Alokananda Chakraborty
News

Battling for the heart and mind of the media planner

In the latest of a series of leadership spats, which seems to have cooled down for the time being, Outlook and The Week have been slugging it out on Mumbai’s billboards


agencyfaqs!

MUMBAI, December 03

In the tough world of leadership battles, tar is a favourite weapon. Tar your opponent, rubbish his statistics, and mock away. In the latest of a series of leadership spats, which seems to have cooled down for the time being, Outlook and The Week have been slugging it out on Mumbai's billboards.

The question is who leads in Mumbai.

The Outlook advertisement - "Outlook Outlook Outlook: Three Times bigger than the Weak in Mumbai" - claimed leadership in the city, based on National Readership Survey (NRS) figures between January to June 2 001. The Week claims the same in its advertisement, saying, "LookOutlookOut in Mumbai". Based on Audit Bureau of Circulation (ABC) figures for January to June 2001.

So who was right? Both were. Because they use divergent data to substantiate their claims. Comments Bharat Kapadia, managing editor and associate publisher, Chitralekha Group, "The fight is meaningless because they are quoting different figures." While the ABC measures the actual circulation of a paper or magazine, the readership survey looks at the perceived number of readers.

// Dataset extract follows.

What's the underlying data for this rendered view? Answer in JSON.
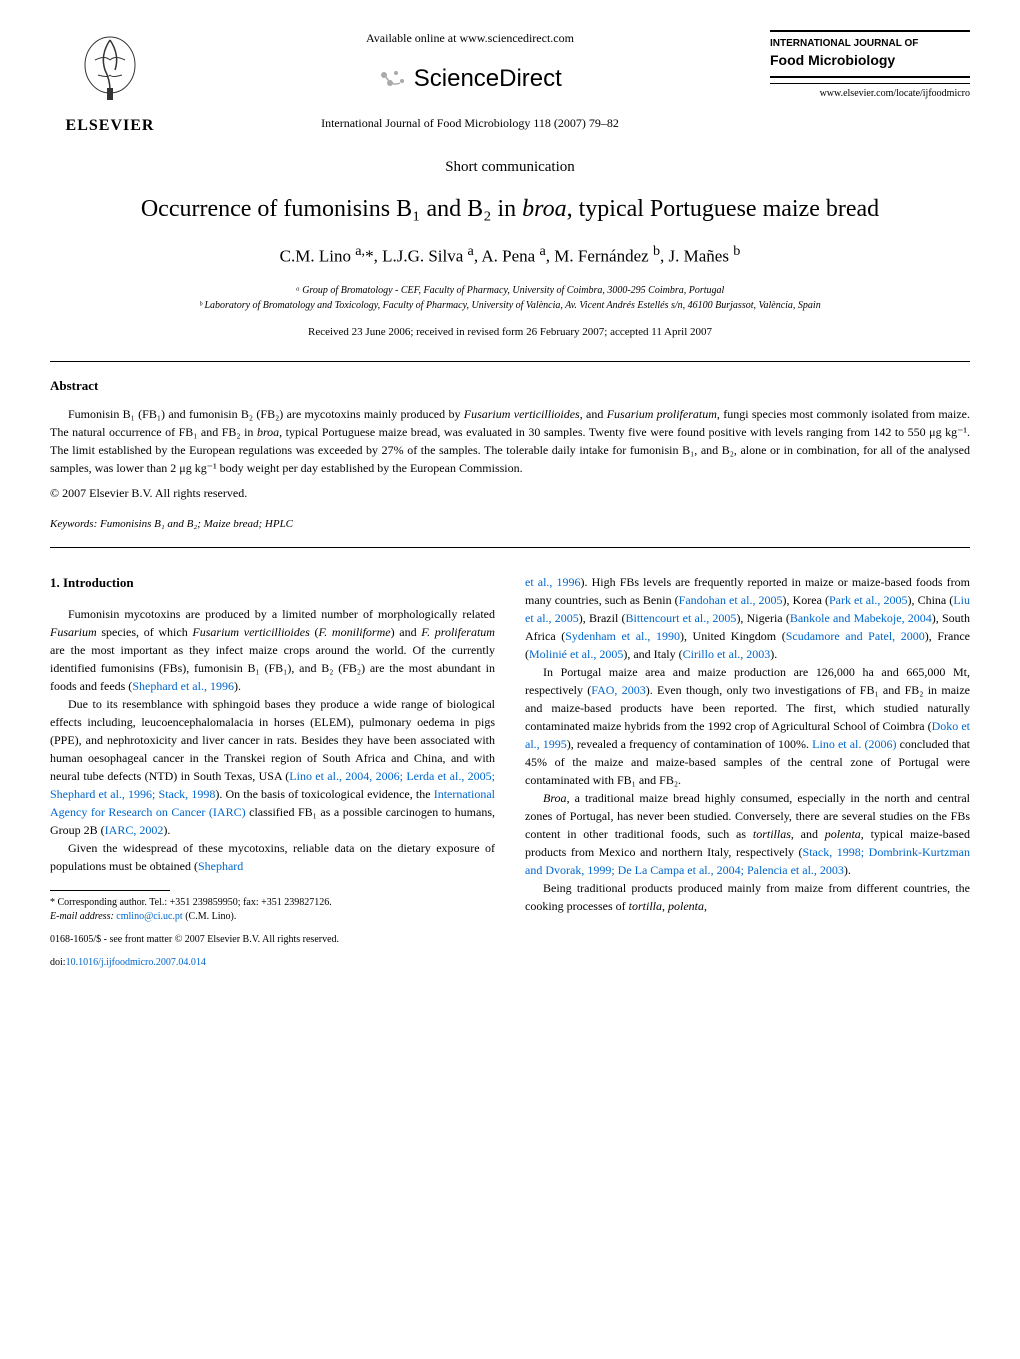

Yet, every tiny bit counts. Especially when there has been a clear slowdown in the Rs 4,350 crore-a-year print advertisement market. Circulation versus readership is a war that erupts periodically. Earlier, there was the Business Today-Businessworld war. That had a lot to do with the rules. The ABC rules exclude bulk sales exceeding 5 per cent of a publication's total net paid sales from being included in the circulation figure. The Delhi-based Businessworld which claimed to be the largest selling business magazine in India, saw its figures rubbished by the Living Media-owned Business Today, which, based on circulation figures, claims the same slot. BW, which sees most of its circulation - up to 90 per cent according to some estimates - come from newsstand sales, is quite unhappy. Naturally.

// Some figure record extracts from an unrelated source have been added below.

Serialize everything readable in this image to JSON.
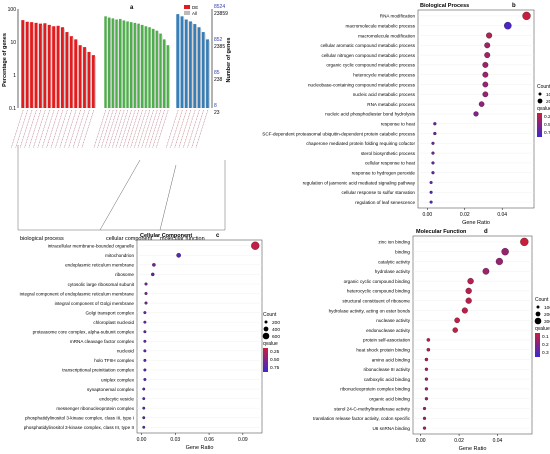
{
  "chart_data": [
    {
      "type": "bar",
      "panel_letter": "a",
      "ylabel_left": "Percentage of genes",
      "ylabel_right": "Number of genes",
      "y_ticks_left": [
        "100",
        "10",
        "1",
        "0.1"
      ],
      "y_ticks_right": [
        {
          "top": "8524",
          "bottom": "23859"
        },
        {
          "top": "852",
          "bottom": "2385"
        },
        {
          "top": "85",
          "bottom": "238"
        },
        {
          "top": "8",
          "bottom": "23"
        }
      ],
      "legend": [
        {
          "name": "DE",
          "color": "#e41a1c"
        },
        {
          "name": "All",
          "color": "#bbbbbb"
        }
      ],
      "groups": [
        {
          "name": "biological process",
          "color": "#e41a1c",
          "values": [
            46,
            41,
            40,
            38,
            36,
            37,
            33,
            30,
            31,
            28,
            20,
            15,
            12,
            8,
            7,
            5,
            4
          ]
        },
        {
          "name": "cellular component",
          "color": "#4daf4a",
          "values": [
            60,
            55,
            52,
            48,
            50,
            45,
            42,
            40,
            38,
            36,
            33,
            30,
            28,
            25,
            22,
            18,
            12,
            8
          ]
        },
        {
          "name": "molecular function",
          "color": "#377eb8",
          "values": [
            70,
            60,
            48,
            42,
            35,
            28,
            20,
            12
          ]
        }
      ]
    },
    {
      "type": "scatter",
      "panel_letter": "b",
      "title": "Biological Process",
      "xlabel": "Gene Ratio",
      "xlim": [
        -0.005,
        0.057
      ],
      "x_ticks": [
        0,
        0.02,
        0.04
      ],
      "x_tick_labels": [
        "0.00",
        "0.02",
        "0.04"
      ],
      "size_legend": {
        "title": "Count",
        "labels": [
          "100",
          "200"
        ]
      },
      "color_legend": {
        "title": "qvalue",
        "labels": [
          "0.25",
          "0.50",
          "0.75"
        ]
      },
      "points": [
        {
          "term": "RNA modification",
          "x": 0.053,
          "count": 300,
          "q": 0.0
        },
        {
          "term": "macromolecule metabolic process",
          "x": 0.043,
          "count": 230,
          "q": 0.9
        },
        {
          "term": "macromolecule modification",
          "x": 0.033,
          "count": 120,
          "q": 0.15
        },
        {
          "term": "cellular aromatic compound metabolic process",
          "x": 0.032,
          "count": 110,
          "q": 0.25
        },
        {
          "term": "cellular nitrogen compound metabolic process",
          "x": 0.032,
          "count": 110,
          "q": 0.25
        },
        {
          "term": "organic cyclic compound metabolic process",
          "x": 0.031,
          "count": 110,
          "q": 0.3
        },
        {
          "term": "heterocycle metabolic process",
          "x": 0.031,
          "count": 105,
          "q": 0.3
        },
        {
          "term": "nucleobase-containing compound metabolic process",
          "x": 0.031,
          "count": 100,
          "q": 0.35
        },
        {
          "term": "nucleic acid metabolic process",
          "x": 0.031,
          "count": 100,
          "q": 0.35
        },
        {
          "term": "RNA metabolic process",
          "x": 0.029,
          "count": 90,
          "q": 0.4
        },
        {
          "term": "nucleic acid phosphodiester bond hydrolysis",
          "x": 0.026,
          "count": 70,
          "q": 0.5
        },
        {
          "term": "response to heat",
          "x": 0.004,
          "count": 8,
          "q": 0.6
        },
        {
          "term": "SCF-dependent proteasomal ubiquitin-dependent protein catabolic process",
          "x": 0.004,
          "count": 8,
          "q": 0.6
        },
        {
          "term": "chaperone mediated protein folding requiring cofactor",
          "x": 0.003,
          "count": 6,
          "q": 0.65
        },
        {
          "term": "sterol biosynthetic process",
          "x": 0.003,
          "count": 6,
          "q": 0.65
        },
        {
          "term": "cellular response to heat",
          "x": 0.003,
          "count": 6,
          "q": 0.7
        },
        {
          "term": "response to hydrogen peroxide",
          "x": 0.003,
          "count": 6,
          "q": 0.7
        },
        {
          "term": "regulation of jasmonic acid mediated signaling pathway",
          "x": 0.002,
          "count": 5,
          "q": 0.75
        },
        {
          "term": "cellular response to sulfur starvation",
          "x": 0.002,
          "count": 5,
          "q": 0.8
        },
        {
          "term": "regulation of leaf senescence",
          "x": 0.002,
          "count": 5,
          "q": 0.85
        }
      ]
    },
    {
      "type": "scatter",
      "panel_letter": "c",
      "title": "Cellular Component",
      "xlabel": "Gene Ratio",
      "xlim": [
        -0.004,
        0.107
      ],
      "x_ticks": [
        0,
        0.03,
        0.06,
        0.09
      ],
      "x_tick_labels": [
        "0.00",
        "0.03",
        "0.06",
        "0.09"
      ],
      "size_legend": {
        "title": "Count",
        "labels": [
          "200",
          "400",
          "600"
        ]
      },
      "color_legend": {
        "title": "qvalue",
        "labels": [
          "0.25",
          "0.50",
          "0.75"
        ]
      },
      "points": [
        {
          "term": "intracellular membrane-bounded organelle",
          "x": 0.101,
          "count": 650,
          "q": 0.05
        },
        {
          "term": "mitochondrion",
          "x": 0.033,
          "count": 100,
          "q": 0.8
        },
        {
          "term": "endoplasmic reticulum membrane",
          "x": 0.011,
          "count": 30,
          "q": 0.6
        },
        {
          "term": "ribosome",
          "x": 0.01,
          "count": 25,
          "q": 0.7
        },
        {
          "term": "cytosolic large ribosomal subunit",
          "x": 0.004,
          "count": 10,
          "q": 0.5
        },
        {
          "term": "integral component of endoplasmic reticulum membrane",
          "x": 0.004,
          "count": 10,
          "q": 0.55
        },
        {
          "term": "integral component of Golgi membrane",
          "x": 0.004,
          "count": 10,
          "q": 0.6
        },
        {
          "term": "Golgi transport complex",
          "x": 0.003,
          "count": 8,
          "q": 0.65
        },
        {
          "term": "chloroplast nucleoid",
          "x": 0.003,
          "count": 8,
          "q": 0.7
        },
        {
          "term": "proteasome core complex, alpha-subunit complex",
          "x": 0.003,
          "count": 8,
          "q": 0.7
        },
        {
          "term": "mRNA cleavage factor complex",
          "x": 0.003,
          "count": 8,
          "q": 0.75
        },
        {
          "term": "nucleoid",
          "x": 0.003,
          "count": 8,
          "q": 0.75
        },
        {
          "term": "holo TFIIH complex",
          "x": 0.003,
          "count": 8,
          "q": 0.8
        },
        {
          "term": "transcriptional preinitiation complex",
          "x": 0.003,
          "count": 8,
          "q": 0.8
        },
        {
          "term": "uniplex complex",
          "x": 0.003,
          "count": 8,
          "q": 0.8
        },
        {
          "term": "synaptonemal complex",
          "x": 0.002,
          "count": 6,
          "q": 0.85
        },
        {
          "term": "endocytic vesicle",
          "x": 0.002,
          "count": 6,
          "q": 0.85
        },
        {
          "term": "messenger ribonucleoprotein complex",
          "x": 0.002,
          "count": 6,
          "q": 0.85
        },
        {
          "term": "phosphatidylinositol 3-kinase complex, class III, type I",
          "x": 0.002,
          "count": 6,
          "q": 0.85
        },
        {
          "term": "phosphatidylinositol 3-kinase complex, class III, type II",
          "x": 0.002,
          "count": 6,
          "q": 0.85
        }
      ]
    },
    {
      "type": "scatter",
      "panel_letter": "d",
      "title": "Molecular Function",
      "xlabel": "Gene Ratio",
      "xlim": [
        -0.004,
        0.058
      ],
      "x_ticks": [
        0,
        0.02,
        0.04
      ],
      "x_tick_labels": [
        "0.00",
        "0.02",
        "0.04"
      ],
      "size_legend": {
        "title": "Count",
        "labels": [
          "100",
          "200",
          "300"
        ]
      },
      "color_legend": {
        "title": "qvalue",
        "labels": [
          "0.1",
          "0.2",
          "0.3"
        ]
      },
      "points": [
        {
          "term": "zinc ion binding",
          "x": 0.054,
          "count": 330,
          "q": 0.0
        },
        {
          "term": "binding",
          "x": 0.044,
          "count": 240,
          "q": 0.35
        },
        {
          "term": "catalytic activity",
          "x": 0.041,
          "count": 220,
          "q": 0.35
        },
        {
          "term": "hydrolase activity",
          "x": 0.034,
          "count": 180,
          "q": 0.3
        },
        {
          "term": "organic cyclic compound binding",
          "x": 0.026,
          "count": 150,
          "q": 0.12
        },
        {
          "term": "heterocyclic compound binding",
          "x": 0.025,
          "count": 145,
          "q": 0.12
        },
        {
          "term": "structural constituent of ribosome",
          "x": 0.025,
          "count": 140,
          "q": 0.1
        },
        {
          "term": "hydrolase activity, acting on ester bonds",
          "x": 0.023,
          "count": 130,
          "q": 0.08
        },
        {
          "term": "nuclease activity",
          "x": 0.019,
          "count": 100,
          "q": 0.05
        },
        {
          "term": "endonuclease activity",
          "x": 0.018,
          "count": 90,
          "q": 0.05
        },
        {
          "term": "protein self-association",
          "x": 0.004,
          "count": 15,
          "q": 0.1
        },
        {
          "term": "heat shock protein binding",
          "x": 0.004,
          "count": 15,
          "q": 0.18
        },
        {
          "term": "amino acid binding",
          "x": 0.003,
          "count": 12,
          "q": 0.22
        },
        {
          "term": "ribonuclease III activity",
          "x": 0.003,
          "count": 10,
          "q": 0.25
        },
        {
          "term": "carboxylic acid binding",
          "x": 0.003,
          "count": 10,
          "q": 0.28
        },
        {
          "term": "ribonucleoprotein complex binding",
          "x": 0.003,
          "count": 10,
          "q": 0.3
        },
        {
          "term": "organic acid binding",
          "x": 0.003,
          "count": 10,
          "q": 0.3
        },
        {
          "term": "sterol 24-C-methyltransferase activity",
          "x": 0.002,
          "count": 8,
          "q": 0.32
        },
        {
          "term": "translation release factor activity, codon specific",
          "x": 0.002,
          "count": 8,
          "q": 0.32
        },
        {
          "term": "U6 snRNA binding",
          "x": 0.002,
          "count": 8,
          "q": 0.32
        }
      ]
    }
  ]
}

At the heart of the matter is perception. Do more people read the Outlook than The Week? Or Businessworld compared to Business Today? Does circulation translate into readership, or do more people read copies second-hand? Is the number of copies sold that form a magazine's circulation a good measure of its clout, as several publications like The Week and Business Today vociferously attest? And what should be the criteria of a media planner, precise circulation figures, or perceived readership figures?

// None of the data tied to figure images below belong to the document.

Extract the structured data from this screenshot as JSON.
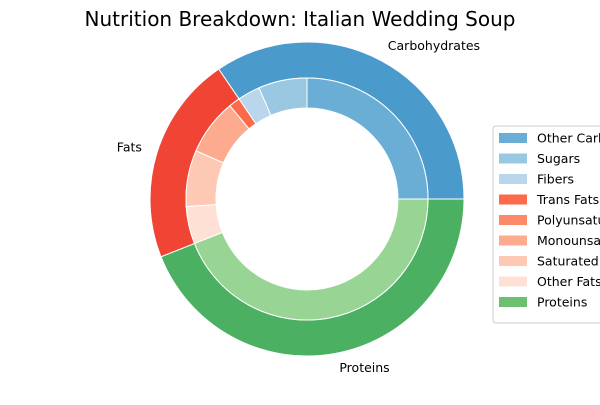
{
  "chart_data": {
    "type": "pie",
    "variant": "nested-donut",
    "title": "Nutrition Breakdown:  Italian Wedding Soup",
    "outer_ring": [
      {
        "label": "Carbohydrates",
        "value": 34.5,
        "color": "#4a9acc"
      },
      {
        "label": "Fats",
        "value": 21.5,
        "color": "#f04535"
      },
      {
        "label": "Proteins",
        "value": 44.0,
        "color": "#4cb062"
      }
    ],
    "inner_ring": [
      {
        "label": "Other Carbohydrates",
        "group": "Carbohydrates",
        "value": 25.0,
        "color": "#6aaed6"
      },
      {
        "label": "Sugars",
        "group": "Carbohydrates",
        "value": 6.5,
        "color": "#9ac8e2"
      },
      {
        "label": "Fibers",
        "group": "Carbohydrates",
        "value": 3.0,
        "color": "#b9d6ec"
      },
      {
        "label": "Trans Fats",
        "group": "Fats",
        "value": 1.5,
        "color": "#fb6a4a"
      },
      {
        "label": "Polyunsaturated Fats",
        "group": "Fats",
        "value": 0.0,
        "color": "#fc8a6a"
      },
      {
        "label": "Monounsaturated Fats",
        "group": "Fats",
        "value": 7.5,
        "color": "#fcab8e"
      },
      {
        "label": "Saturated Fats",
        "group": "Fats",
        "value": 7.5,
        "color": "#fdc9b4"
      },
      {
        "label": "Other Fats",
        "group": "Fats",
        "value": 5.0,
        "color": "#fee1d4"
      },
      {
        "label": "Proteins",
        "group": "Proteins",
        "value": 44.0,
        "color": "#98d594"
      }
    ],
    "legend": {
      "placement": "right",
      "entries": [
        {
          "label": "Other Carbohydrates",
          "color": "#6aaed6"
        },
        {
          "label": "Sugars",
          "color": "#9ac8e2"
        },
        {
          "label": "Fibers",
          "color": "#b9d6ec"
        },
        {
          "label": "Trans Fats",
          "color": "#fd6a4a"
        },
        {
          "label": "Polyunsaturated Fats",
          "color": "#fc8a6a"
        },
        {
          "label": "Monounsaturated Fats",
          "color": "#fcab8e"
        },
        {
          "label": "Saturated Fats",
          "color": "#fdc9b4"
        },
        {
          "label": "Other Fats",
          "color": "#fee1d4"
        },
        {
          "label": "Proteins",
          "color": "#6dc072"
        }
      ]
    }
  }
}
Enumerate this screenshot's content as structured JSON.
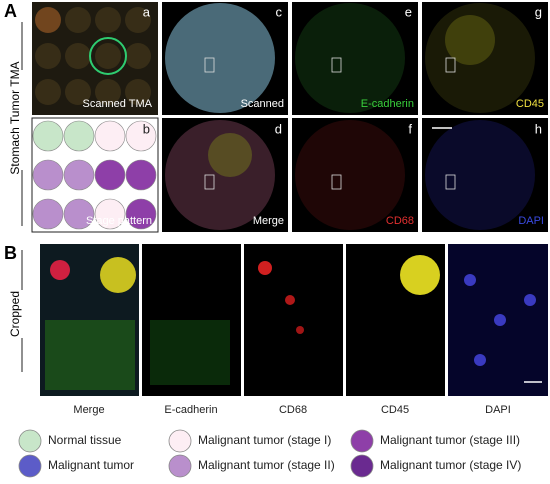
{
  "figure": {
    "part_a": {
      "label": "A",
      "row_label": "Stomach Tumor TMA",
      "panels": [
        {
          "letter": "a",
          "caption": "Scanned TMA"
        },
        {
          "letter": "b",
          "caption": "Stage pattern"
        },
        {
          "letter": "c",
          "caption": "Scanned"
        },
        {
          "letter": "d",
          "caption": "Merge"
        },
        {
          "letter": "e",
          "caption": "E-cadherin"
        },
        {
          "letter": "f",
          "caption": "CD68"
        },
        {
          "letter": "g",
          "caption": "CD45"
        },
        {
          "letter": "h",
          "caption": "DAPI"
        }
      ]
    },
    "part_b": {
      "label": "B",
      "row_label": "Cropped",
      "captions": [
        "Merge",
        "E-cadherin",
        "CD68",
        "CD45",
        "DAPI"
      ]
    },
    "legend": [
      {
        "label": "Normal tissue"
      },
      {
        "label": "Malignant tumor"
      },
      {
        "label": "Malignant tumor (stage I)"
      },
      {
        "label": "Malignant tumor (stage II)"
      },
      {
        "label": "Malignant tumor (stage III)"
      },
      {
        "label": "Malignant tumor (stage IV)"
      }
    ]
  }
}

The surveys do not help either. NRS and the IRS are based on samples, but the ABC is based on circulation figures that are submitted by the respective media houses. And, for its sample base, both the NRS and the IRS take into account the previous six months as well as the current six months. And come up with the figures. Some would argue that the ABC's circulation figures are as relevant to media planning today as the earlier survey of television households by the number of licenses issued. Or the even earlier mode, popular in the seventies, of trying to estimate how many television commercials equalled one month of pre-movie ads in the cinema?

While the advertising fraternity seems to be equally divided in their support of the two sets of data, what is evident is that every time the claimants have used the data according to their convenience.

Says Anand Shirali, marketing manager, Outlook, Western Region, "While circulation is one of the yardsticks of measurement popularity of any media vehicle, readership is the currency universally accepted and used in the media planning process. Whether in terms of circulation or readership, Outlook is far ahead of The Week, nationally. In Mumbai, in one ABC period, they (The Week) have gone ahead of us by a few copies whereas Outlook is three times more than The Week in readership in Mumbai." Avers B Krishnakumar, chief of bureau, The Week, Mumbai, "The Week is a magazine that stands on its own strength, and appeals to the reader on that basis."

One reason for the current tussles is history. Earlier, the readership figures came out once in a few years, while the ABC came out every six months. Now they both come out every six months. So, whenever any paper or magazine quotes either the ABC or the NRS, the figures quoted are those that favour the publication.

Like any other propaganda battle, perhaps what is interesting is what is left unsaid.